Die Schafe sind von Irland nach Frankreich ausgewandert und haben dort eine Wiese in Beschlag genommen, in unmittelbarer Nähe eines Schloßes und eines Waldes. Kein Wunder, dass es da einigermaßen gruselig zugeht, soll doch ein Werwolf schon seit längerem sein Unwesen treiben...
Sehr schön, wie sich die Botschaft allmählich bei den Schafen herumspricht und wie das geheimnisvolle Wesen in ihrem Bewusstsein Gestalt annimmt. Auch der eine oder andere Abschnitt aus Sicht des Garou trägt dazu bei, dass die Handlung sich weitaus unheimlicher anfühlt als im Vorgängerband - mehr Horror als Thriller.
Die Schafe ziehen ihre eigene Schlüsse aus allem, was sie an Information so aufnehmen und dabei kommen oft die kuriosesten Ansichten heraus - sehr originell ausgedacht, ein echter Schmunzelfaktor, diese schlauen Schafe. Dabei ist neben dem kollektiven Herdenbewusstsein, das sich durch die Zeilen durch immer spüren lässt, jedes Schaf individuell gezeichnet. Das fand ich sehr gelungen und die Schafe nehmen damit einen sehr viel breiteren Raum ein, als dies ihre Mitgeschöpfe tun. Ganz logisch, dass Menschen und auch die benachbarten Ziegen etwas in den Hintergrund rücken. Rebecca, die neue Schäferin der Herde, ist mir trotzdem sehr ans Herz gewachsen; wie sie sich um ihre Tiere kümmert und sich nebenbei auch noch mit einer nervtötenden Mutter herumschlagen muss, das macht sie sympathisch und ich hatte das Gefühl, die Schafe sind bei ihr in den richtigen Händen.
Die Handlung selbst hat einige verwirrende Momente, und erst am Schluss kommt etwas Klarheit in die Abläufe. Mir persönlich hat das nichts ausgemacht, denn für die Schafe müssen die ganzen Vorgänge ja tatsächlich undurchschaubar sein, und so hatte ich als Leser quasi das authentische Schafsgefühl. Eingefleischte Krimi- und Thrillerleser könnten da allerdings das eine oder andere Fragezeichen hinter die Geschichte setzen, denn der Spannungsbogen geht zwischendurch schon ein wenig verloren, wenn die Schafe wieder mal eine ihrer kurios-grotesken Ideen in die Tat umsetzen und es sich letztendlich als Sackgasse erweist.
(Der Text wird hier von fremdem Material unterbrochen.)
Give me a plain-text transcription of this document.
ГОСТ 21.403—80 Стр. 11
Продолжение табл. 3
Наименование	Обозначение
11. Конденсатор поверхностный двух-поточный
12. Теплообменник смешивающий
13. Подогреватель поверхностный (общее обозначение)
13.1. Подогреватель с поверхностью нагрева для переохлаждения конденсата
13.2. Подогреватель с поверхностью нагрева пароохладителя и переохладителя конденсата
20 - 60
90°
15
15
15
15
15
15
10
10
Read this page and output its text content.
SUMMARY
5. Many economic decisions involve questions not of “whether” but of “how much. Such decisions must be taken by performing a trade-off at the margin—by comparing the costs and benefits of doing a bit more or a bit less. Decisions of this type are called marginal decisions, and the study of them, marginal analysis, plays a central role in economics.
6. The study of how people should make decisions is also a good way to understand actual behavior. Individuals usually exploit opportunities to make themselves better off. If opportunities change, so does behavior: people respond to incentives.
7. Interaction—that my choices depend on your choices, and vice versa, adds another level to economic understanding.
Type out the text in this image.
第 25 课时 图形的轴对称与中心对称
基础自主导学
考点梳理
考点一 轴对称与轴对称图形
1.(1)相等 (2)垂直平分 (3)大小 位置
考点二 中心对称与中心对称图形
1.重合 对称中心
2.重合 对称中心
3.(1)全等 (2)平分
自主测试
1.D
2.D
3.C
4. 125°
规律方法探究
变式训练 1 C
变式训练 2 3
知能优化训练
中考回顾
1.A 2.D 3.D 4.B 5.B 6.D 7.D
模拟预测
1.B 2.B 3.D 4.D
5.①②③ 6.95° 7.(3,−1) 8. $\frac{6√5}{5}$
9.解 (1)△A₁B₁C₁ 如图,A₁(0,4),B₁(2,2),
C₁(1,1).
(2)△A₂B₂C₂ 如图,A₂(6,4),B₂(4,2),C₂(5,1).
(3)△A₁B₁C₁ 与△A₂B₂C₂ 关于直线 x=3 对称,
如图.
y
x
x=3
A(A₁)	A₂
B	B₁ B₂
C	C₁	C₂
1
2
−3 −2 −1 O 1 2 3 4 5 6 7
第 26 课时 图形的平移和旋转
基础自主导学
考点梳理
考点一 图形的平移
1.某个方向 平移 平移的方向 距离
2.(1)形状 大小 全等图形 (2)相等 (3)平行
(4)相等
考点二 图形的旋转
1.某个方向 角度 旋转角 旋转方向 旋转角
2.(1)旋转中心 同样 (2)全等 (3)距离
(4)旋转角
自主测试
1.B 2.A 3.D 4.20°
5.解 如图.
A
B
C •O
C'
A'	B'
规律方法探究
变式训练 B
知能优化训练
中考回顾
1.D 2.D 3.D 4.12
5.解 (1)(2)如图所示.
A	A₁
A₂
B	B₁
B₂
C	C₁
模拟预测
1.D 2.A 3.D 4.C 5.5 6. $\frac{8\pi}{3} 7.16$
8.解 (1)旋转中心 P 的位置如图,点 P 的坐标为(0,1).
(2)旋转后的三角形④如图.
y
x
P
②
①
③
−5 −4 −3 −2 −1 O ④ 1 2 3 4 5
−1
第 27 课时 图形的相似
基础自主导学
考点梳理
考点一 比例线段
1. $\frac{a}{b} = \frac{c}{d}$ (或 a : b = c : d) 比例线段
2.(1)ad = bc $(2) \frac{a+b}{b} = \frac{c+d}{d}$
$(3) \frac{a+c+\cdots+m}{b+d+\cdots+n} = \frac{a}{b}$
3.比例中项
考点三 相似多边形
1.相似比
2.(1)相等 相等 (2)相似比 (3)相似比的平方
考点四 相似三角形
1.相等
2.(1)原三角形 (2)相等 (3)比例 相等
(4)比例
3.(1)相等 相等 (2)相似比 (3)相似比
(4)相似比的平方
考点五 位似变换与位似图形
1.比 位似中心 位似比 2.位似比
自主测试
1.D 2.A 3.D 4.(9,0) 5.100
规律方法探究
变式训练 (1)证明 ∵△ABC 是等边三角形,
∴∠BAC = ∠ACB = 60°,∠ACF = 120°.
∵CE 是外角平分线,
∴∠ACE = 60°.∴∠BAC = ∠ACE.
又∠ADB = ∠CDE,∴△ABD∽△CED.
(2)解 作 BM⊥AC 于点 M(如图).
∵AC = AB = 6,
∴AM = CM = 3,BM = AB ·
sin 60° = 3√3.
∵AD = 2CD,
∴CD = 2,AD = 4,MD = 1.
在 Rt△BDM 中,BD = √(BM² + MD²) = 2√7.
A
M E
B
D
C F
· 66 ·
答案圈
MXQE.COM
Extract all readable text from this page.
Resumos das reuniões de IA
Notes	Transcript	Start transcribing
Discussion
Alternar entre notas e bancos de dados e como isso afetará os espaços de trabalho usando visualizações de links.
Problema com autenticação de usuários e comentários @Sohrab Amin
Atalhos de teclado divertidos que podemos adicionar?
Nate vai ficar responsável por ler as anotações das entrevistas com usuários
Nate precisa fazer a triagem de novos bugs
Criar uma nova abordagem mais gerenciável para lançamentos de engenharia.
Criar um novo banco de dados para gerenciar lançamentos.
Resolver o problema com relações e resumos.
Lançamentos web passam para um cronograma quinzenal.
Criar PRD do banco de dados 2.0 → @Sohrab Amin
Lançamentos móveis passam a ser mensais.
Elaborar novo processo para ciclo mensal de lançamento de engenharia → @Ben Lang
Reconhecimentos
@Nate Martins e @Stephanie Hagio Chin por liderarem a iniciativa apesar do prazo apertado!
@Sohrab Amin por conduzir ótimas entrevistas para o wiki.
Sprachlich hat Leonie Swann meinen Lesenerv getroffen; der Roman lässt sich flüssig weglesen und trifft immer den richtigen Ton. Mal poetisch, mal kurz und bündig, so spiegelt der ausgefeilte Schreibstil auch die Geschehnisse. Eine kleine Überraschung war für mich das lustige Schaf-Daumenkino, das ich erst sehr spät entdeckt habe - eine tolle Idee, die mir ein kleines Dankeschön an den Verlag wert ist.